5 de fevereiro de 2015

Constituinte, democracia e insurgência

*Wanderson Pimenta



"A dogmática jurídica é muito limitada frente à insurgência jurídica. E com o processo popular brasileiro estamos ante um direito insurgente." (Jesus Antonio de La Torre Rangel)

Existem alguns marcos que precisam ser observados. As manifestações de junho de 2103, quando milhões de jovens, nas mais diversas cidades brasileiras, saíram às ruas em luta por mais direitos, mesmo que de forma difusa e genérica. As manifestações de julho, organizadas pelas centrais sindicais, ainda que apresentadas pela mídia como um fracasso, que conseguiu mobilizar milhares de trabalhadores e trabalhadoras em todo o país. Ademais, existia no Brasil uma efervescência acima da média, que se deu no aumento do número de greves, bem como na duração das mesmas, e mobilizações autônomas dentro dos sindicatos, em que muitas vezes a base forçou às direções a irem além dos pactos ordeiros.


Todavia, é quase consensual a idéia de que o aumento das lutas sociais, como os enfrentamentos dos Sem Teto em São Paulo, por exemplo, não decorre de uma piora no nível de vida da população, mas sim, de um aumento das contradições, do caos nas grandes cidades etc. Lembrando que mesmo antes de junho, manifestações de jovens ocorreram em diversas capitais em defesa da redução das tarifas de transporte, como Goiânia, Natal e Porto Alegre, reunindo milhares.

Democracia

Estamos diante de uma democracia formal. Não foi por acaso que um morador de rua do Rio de Janeiro, Rafael Braga, foi preso durante as manifestações e condenado por portar duas garrafas plástica contendo água sanitária e desinfetante, sendo o único do período que permanece encarcerado; tem se transformado uma infeliz rotina os noticiários de morte e desaparecimento de jovens, negros e moradores das periferias. A democracia formal brasileira permite que grandes empresas elejam os seus representantes para os espaços de poder, transformando o Congresso Nacional próximo no mais conservador desde 1964. A democracia formal brasileira permite que vários meios de comunicação destruam cotidianamente a identidade, diversidade e autoestima do povo brasileiro. Tentam passar a ideia de que a esquerda tem um "projeto de poder", enquanto eles tem um "projeto de país", como se o povo jamais pudesse sonhar com o poder, este local sujo, inóspito, inacessível, aberto apenas às mentes ilustres de técnicos, especialistas, de preferência aqueles e aquelas com formação no exterior. Nesse sentido, enquanto "os de cima" permanecem usufruindo de todas as benesses da democracia formal brasileira, "os de baixo" estão vigilantes e não mais dispostos a aceitar que "as coisas sempre foram assim, portanto, deverão continuar da mesma forma e não tem jeito". As elites econômicas saíram do armário, fizeram campanha, elegeram deputados e deputadas, senadores e senadoras, além de governadores.
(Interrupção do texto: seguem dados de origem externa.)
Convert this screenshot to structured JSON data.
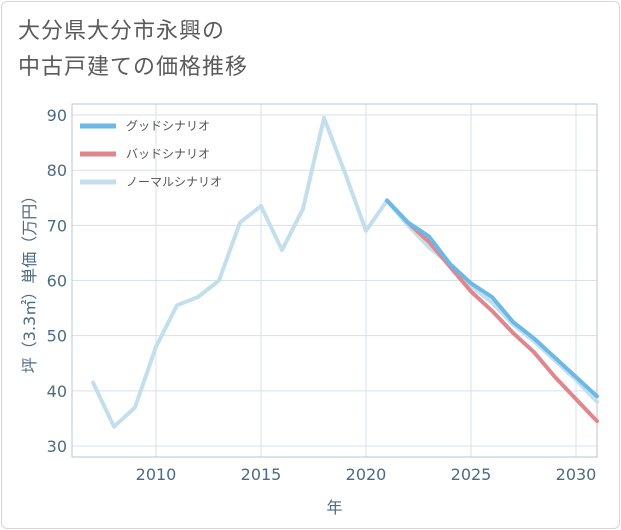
{
  "title_lines": [
    "大分県大分市永興の",
    "中古戸建ての価格推移"
  ],
  "chart_data": {
    "type": "line",
    "title": "大分県大分市永興の中古戸建ての価格推移",
    "xlabel": "年",
    "ylabel": "坪（3.3㎡）単価（万円）",
    "xlim": [
      2006,
      2031
    ],
    "ylim": [
      28,
      92
    ],
    "x_ticks": [
      2010,
      2015,
      2020,
      2025,
      2030
    ],
    "y_ticks": [
      30,
      40,
      50,
      60,
      70,
      80,
      90
    ],
    "grid": true,
    "legend_position": "top-left",
    "series": [
      {
        "name": "グッドシナリオ",
        "color": "#6cb8e6",
        "x": [
          2021,
          2022,
          2023,
          2024,
          2025,
          2026,
          2027,
          2028,
          2029,
          2030,
          2031
        ],
        "values": [
          74.5,
          70.5,
          68.0,
          63.0,
          59.5,
          57.0,
          52.5,
          49.5,
          46.0,
          42.5,
          39.0
        ]
      },
      {
        "name": "バッドシナリオ",
        "color": "#e0868d",
        "x": [
          2021,
          2022,
          2023,
          2024,
          2025,
          2026,
          2027,
          2028,
          2029,
          2030,
          2031
        ],
        "values": [
          74.5,
          70.5,
          67.0,
          62.5,
          58.0,
          54.5,
          50.5,
          47.0,
          42.5,
          38.5,
          34.5
        ]
      },
      {
        "name": "ノーマルシナリオ",
        "color": "#c4dfec",
        "x": [
          2007,
          2008,
          2009,
          2010,
          2011,
          2012,
          2013,
          2014,
          2015,
          2016,
          2017,
          2018,
          2019,
          2020,
          2021,
          2022,
          2023,
          2024,
          2025,
          2026,
          2027,
          2028,
          2029,
          2030,
          2031
        ],
        "values": [
          41.5,
          33.5,
          37.0,
          48.0,
          55.5,
          57.0,
          60.0,
          70.5,
          73.5,
          65.5,
          73.0,
          89.5,
          79.5,
          69.0,
          74.5,
          70.0,
          66.0,
          63.0,
          59.0,
          56.0,
          52.0,
          49.0,
          45.5,
          42.0,
          38.0
        ]
      }
    ]
  }
}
Perderam as eleições presidenciais mas continuam pautando o Congresso e a mídia. Derrotaram na Câmara o simples decreto da “Política Nacional de Participação Social”. Desacreditam no resultado das urnas, pedem recontagem, auditoria e impeachment. Setores mais atrasados defendem até a intervenção militar. 

Diante desse cenário, precisamos discutir a ampliação da participação popular. Precisamos dizer que não bastam conselhos, estes devem ser de fato populares e deliberativos! Contra a democracia dos gabinetes, a democracia das ruas! 

Assim, acredito que a bandeira da Constituinte Exclusiva pela Reforma Política, precedida de um Plebiscito Popular, precisa ser empunhada por todas as organizações de esquerda. Não bastam documentos, resoluções e retórica: é preciso mobilização e rua. Estamos diante de um período de rupturas, em que a ordem não consegue amarrar os conflitos. Em que os dogmas, de tão ultrapassados, já não fazem mais sentido. É nessa toada que defendemos um direito insurgente, que nasce das ruas, da participação popular, das barricadas, das ocupações, dos pequenos e médios comícios relâmpagos de agitação e propaganda. A insurgência jurídica que ajuda a modelar uma nova ordem social, pautada em compromissos livremente consentidos!

E que o nosso próximo junho seja um outubro!